I had a moment of enlightenment today. Why I deign to call it “enlightenment,” I’m not sure. It seems quite self-evident. The enlightenment is this: The reason why so many religious and spiritual communities around the world value silence is because, in silence, you can hear your thoughts. And while for many religious and spiritual communities, the goal is to quiet the mind to experience oneness with God (Supreme Being, Higher Power, Jehovah, Yahweh, etc.), practicing silence also forces us to listen to our thoughts and to see when they are not kind, useful, true, or compassionate.

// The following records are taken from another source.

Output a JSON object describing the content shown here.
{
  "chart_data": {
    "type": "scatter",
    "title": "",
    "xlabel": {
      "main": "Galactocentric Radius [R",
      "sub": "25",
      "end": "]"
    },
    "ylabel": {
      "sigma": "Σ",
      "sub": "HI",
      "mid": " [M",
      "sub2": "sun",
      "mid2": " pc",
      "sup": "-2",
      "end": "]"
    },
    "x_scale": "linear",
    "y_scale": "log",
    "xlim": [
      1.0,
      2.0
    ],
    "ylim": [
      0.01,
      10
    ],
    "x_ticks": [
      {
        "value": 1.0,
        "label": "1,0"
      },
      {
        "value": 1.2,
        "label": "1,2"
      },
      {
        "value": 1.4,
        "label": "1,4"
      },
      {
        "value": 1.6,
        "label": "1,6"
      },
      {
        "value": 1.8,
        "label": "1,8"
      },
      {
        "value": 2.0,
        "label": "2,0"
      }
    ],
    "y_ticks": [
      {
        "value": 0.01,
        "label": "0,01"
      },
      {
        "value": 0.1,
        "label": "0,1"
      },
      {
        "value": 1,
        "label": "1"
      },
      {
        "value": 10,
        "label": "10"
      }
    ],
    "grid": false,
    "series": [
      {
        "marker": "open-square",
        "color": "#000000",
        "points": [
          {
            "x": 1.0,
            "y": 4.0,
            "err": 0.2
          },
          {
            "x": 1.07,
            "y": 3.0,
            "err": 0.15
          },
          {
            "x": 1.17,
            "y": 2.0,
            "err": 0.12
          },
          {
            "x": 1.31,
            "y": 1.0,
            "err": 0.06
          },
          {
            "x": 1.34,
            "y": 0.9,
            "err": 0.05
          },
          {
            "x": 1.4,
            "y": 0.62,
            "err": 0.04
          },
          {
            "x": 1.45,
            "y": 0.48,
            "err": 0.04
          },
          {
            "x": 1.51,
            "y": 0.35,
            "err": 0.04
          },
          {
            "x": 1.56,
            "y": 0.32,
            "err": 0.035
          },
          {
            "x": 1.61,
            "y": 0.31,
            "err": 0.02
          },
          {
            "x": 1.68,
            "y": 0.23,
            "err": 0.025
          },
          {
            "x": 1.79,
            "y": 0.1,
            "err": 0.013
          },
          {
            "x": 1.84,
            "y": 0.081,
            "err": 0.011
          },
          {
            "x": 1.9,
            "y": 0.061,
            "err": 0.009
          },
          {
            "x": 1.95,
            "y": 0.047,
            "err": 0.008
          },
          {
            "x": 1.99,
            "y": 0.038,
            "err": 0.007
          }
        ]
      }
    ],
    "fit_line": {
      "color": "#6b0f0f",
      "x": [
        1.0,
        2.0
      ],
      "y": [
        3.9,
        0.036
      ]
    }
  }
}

This insight occurred to me in a place of worship. Fittingly, it happened as I was letting my mind wander from the service. At a given moment, a thought flashed through my mind. The thought was unkind. It was not a detrimental thought. It was not an earth-shatteringly evil thought. But it was unkind. Were I to have said this thought out loud, had I shared it with another person, that person would have likely laughed. This is because we–human beings–laugh at others’ expense. But had I shared this thought, I would have created negative energy and communicated unkindness. I would have delighted in having made someone laugh, but at what expense? At the cost of breaking silence to mete out into the world a thought that was not at all valuable.

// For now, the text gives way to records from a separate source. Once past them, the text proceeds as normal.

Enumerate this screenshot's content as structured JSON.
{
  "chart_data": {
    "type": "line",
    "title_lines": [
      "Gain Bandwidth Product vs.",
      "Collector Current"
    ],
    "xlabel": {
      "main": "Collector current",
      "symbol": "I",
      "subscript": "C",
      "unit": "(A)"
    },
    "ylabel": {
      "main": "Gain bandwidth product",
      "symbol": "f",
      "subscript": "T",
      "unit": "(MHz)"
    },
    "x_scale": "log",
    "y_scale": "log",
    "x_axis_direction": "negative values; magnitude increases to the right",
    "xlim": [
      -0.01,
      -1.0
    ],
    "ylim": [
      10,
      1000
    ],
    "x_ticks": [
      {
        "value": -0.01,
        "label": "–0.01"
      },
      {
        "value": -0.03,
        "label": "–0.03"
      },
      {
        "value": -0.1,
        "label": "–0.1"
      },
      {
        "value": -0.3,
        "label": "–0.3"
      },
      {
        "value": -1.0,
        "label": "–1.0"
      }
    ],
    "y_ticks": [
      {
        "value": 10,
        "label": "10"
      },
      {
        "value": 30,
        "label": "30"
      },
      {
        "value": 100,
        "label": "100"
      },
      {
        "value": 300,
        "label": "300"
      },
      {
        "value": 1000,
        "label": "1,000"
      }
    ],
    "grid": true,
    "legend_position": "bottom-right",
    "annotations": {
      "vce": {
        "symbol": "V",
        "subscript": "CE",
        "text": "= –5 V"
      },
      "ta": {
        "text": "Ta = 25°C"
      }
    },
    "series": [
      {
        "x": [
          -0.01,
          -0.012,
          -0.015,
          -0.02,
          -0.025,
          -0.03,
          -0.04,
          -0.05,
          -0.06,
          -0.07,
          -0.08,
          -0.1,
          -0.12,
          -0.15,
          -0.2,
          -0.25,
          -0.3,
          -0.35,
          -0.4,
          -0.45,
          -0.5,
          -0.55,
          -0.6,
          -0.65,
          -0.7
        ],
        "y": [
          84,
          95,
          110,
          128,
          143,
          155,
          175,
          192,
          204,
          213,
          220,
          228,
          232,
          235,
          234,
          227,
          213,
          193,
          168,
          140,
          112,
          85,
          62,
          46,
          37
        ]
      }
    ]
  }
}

This was my lesson for today.
Of course, as I consider the ocean of silence that one might ultimately experience some day as a byproduct of meditation, I think how terrifying the thought of that silence is. What might it be like to be swallowed whole by such silence? What might it be like to surrender to it? In various religious and spiritual traditions the goal is the dissolution of the ego because it is the ego that stands in the way of unity with others, of melding completely with humankind. Such dissolution must be terrifying because it means not only having to accept others as they are, but accepting yourself, including the notion that others would, indeed, accept you/me wholly as you/we are, in brokenness, with faults.